Betts won his weight at the Olympic trials to earn a berth at the London Games. Bisek, the No. 2 seed at 74 kilograms, was upset in his opening match. That also bumped him off the national team, dealing a significant financial hit to him and Ashley.

"There had been so many times when Andy was close to being on top, and he got injured," Ashley Bisek said. "In 2008, he had neck issues that were so bad he couldn't hold a 1-pound ball, and it took him four years to rehab. He came into 2012 thinking it was going to be his year. One bad tournament, and it turned out it wasn't.

"But Andy's always been able to use the abilities he's learned through sport, things like perseverance and dedication, to get through challenges. After the Olympic trials, he just said, 'This is not happening again.' And he just kept pushing."

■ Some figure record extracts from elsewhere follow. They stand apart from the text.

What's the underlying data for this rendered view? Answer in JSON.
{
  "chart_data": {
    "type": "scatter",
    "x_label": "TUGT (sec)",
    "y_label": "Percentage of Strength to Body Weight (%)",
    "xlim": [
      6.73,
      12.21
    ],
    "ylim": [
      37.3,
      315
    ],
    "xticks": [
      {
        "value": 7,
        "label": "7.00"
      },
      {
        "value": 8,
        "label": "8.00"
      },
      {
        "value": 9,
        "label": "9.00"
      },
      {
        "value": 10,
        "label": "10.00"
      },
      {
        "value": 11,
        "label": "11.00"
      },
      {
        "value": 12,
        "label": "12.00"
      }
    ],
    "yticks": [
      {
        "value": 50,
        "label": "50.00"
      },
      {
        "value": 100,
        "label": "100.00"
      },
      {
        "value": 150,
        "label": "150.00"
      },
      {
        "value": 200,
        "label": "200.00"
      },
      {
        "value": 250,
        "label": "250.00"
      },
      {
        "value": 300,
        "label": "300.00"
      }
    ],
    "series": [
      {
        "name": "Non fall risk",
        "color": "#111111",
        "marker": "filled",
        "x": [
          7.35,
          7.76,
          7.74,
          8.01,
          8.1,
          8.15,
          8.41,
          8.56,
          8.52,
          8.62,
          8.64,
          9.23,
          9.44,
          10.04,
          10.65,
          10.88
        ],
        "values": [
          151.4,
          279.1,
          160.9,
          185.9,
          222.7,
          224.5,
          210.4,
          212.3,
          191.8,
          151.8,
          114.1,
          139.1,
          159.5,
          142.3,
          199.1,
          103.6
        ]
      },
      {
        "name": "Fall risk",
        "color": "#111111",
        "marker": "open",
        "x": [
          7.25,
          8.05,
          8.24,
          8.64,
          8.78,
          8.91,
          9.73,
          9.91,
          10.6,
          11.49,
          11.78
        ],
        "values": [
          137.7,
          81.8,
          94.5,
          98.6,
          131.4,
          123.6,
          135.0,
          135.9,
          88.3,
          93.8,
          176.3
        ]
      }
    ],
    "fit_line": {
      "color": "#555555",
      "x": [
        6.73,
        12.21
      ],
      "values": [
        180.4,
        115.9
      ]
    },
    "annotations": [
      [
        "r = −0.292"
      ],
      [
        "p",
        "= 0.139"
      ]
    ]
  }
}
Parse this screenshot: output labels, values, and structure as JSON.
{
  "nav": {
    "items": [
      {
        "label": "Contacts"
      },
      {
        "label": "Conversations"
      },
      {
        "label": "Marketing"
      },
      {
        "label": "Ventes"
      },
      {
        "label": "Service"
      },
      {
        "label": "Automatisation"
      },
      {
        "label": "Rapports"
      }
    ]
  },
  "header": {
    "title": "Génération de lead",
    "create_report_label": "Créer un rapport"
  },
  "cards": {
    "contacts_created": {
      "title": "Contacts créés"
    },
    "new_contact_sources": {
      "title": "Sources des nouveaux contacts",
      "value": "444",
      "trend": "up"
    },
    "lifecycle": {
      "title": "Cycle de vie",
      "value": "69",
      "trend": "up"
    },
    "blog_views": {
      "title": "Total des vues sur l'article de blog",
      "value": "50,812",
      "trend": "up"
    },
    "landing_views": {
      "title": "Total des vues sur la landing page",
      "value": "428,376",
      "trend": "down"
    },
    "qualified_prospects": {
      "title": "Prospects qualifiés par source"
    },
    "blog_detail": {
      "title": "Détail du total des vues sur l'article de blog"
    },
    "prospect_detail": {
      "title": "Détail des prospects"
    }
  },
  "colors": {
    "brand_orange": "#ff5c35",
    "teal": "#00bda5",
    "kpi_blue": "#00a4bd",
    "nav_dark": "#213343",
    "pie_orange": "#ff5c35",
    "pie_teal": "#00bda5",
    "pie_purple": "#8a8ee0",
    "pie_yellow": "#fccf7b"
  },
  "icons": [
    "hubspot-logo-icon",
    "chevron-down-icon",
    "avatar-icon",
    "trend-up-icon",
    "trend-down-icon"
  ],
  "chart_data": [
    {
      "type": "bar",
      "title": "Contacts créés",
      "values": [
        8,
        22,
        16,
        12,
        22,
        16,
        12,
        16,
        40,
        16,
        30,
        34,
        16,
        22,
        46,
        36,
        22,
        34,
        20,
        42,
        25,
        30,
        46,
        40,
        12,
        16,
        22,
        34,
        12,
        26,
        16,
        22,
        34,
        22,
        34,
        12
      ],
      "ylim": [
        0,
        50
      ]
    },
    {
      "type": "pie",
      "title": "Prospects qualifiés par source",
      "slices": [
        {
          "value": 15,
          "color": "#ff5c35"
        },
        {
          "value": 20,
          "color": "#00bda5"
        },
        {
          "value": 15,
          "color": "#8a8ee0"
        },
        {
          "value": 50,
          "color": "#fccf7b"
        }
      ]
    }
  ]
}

After Bisek's neck injury flared up in January 2013, he began working 40 hours a week at the liquor store in between rehabilitation and workout sessions. Ashley had been working two jobs, but she had to quit when she was put on bed rest during her pregnancy.

Bisek returned to competition in June, winning the selection trials for the world championships team. That restored his place on the national team, his stipend and his health insurance — less than two months before their son was born.

"My wife was pregnant, I didn't have a job and I had zero money," he recalled. "I didn't know what I was going to do. But I'd wanted this for so long, and I'd put in so much, I wanted to keep trying as long as I thought I had a shot.

"We still believed things would work out. And we were able to keep the dream alive."

• • •

It wasn't just his dream, either. Ashley Bisek, who had to quit weightlifting because of knee injuries, felt like Andy was carrying her Olympic hopes as well when he stepped onto the mat at the Olympic trials in April. In addition to working to support the family, she has helped Andy become more efficient in the weight room, gaining extra strength that has paid dividends.

The Minnesota Storm club, which sponsors Bisek, also is overjoyed at his success. Bisek remains a Minnesotan through and through, and he is particularly proud of maintaining the state's streak of placing a Greco-Roman wrestler on every U.S. Olympic team since 1968.

Chandler, the Storm coach, predicted Bisek has an excellent shot to medal in Brazil. Since 2012, he said, Bisek has become more consistent, and he can control a match with his conservative style and impeccable technique.

"His basic, fundamental positioning is so strong and so tough," Chandler said. "People can't get any position to score on him. And he's in such good shape, he gets everybody tired. He'll be very difficult to beat."

Now that he has reached the Olympics, Bisek isn't certain how much longer he will wrestle. He has avoided thinking about what comes next, choosing to funnel all his attention toward winning a medal in Rio.

Not that he's feeling any pressure.

"I'm preparing the same way as I have the last two years," Bisek said. "I'm ready to compete.

"I don't think all this is really going to hit me until I'm [in Rio]. The things we've been through, times like that have made this so much more incredible."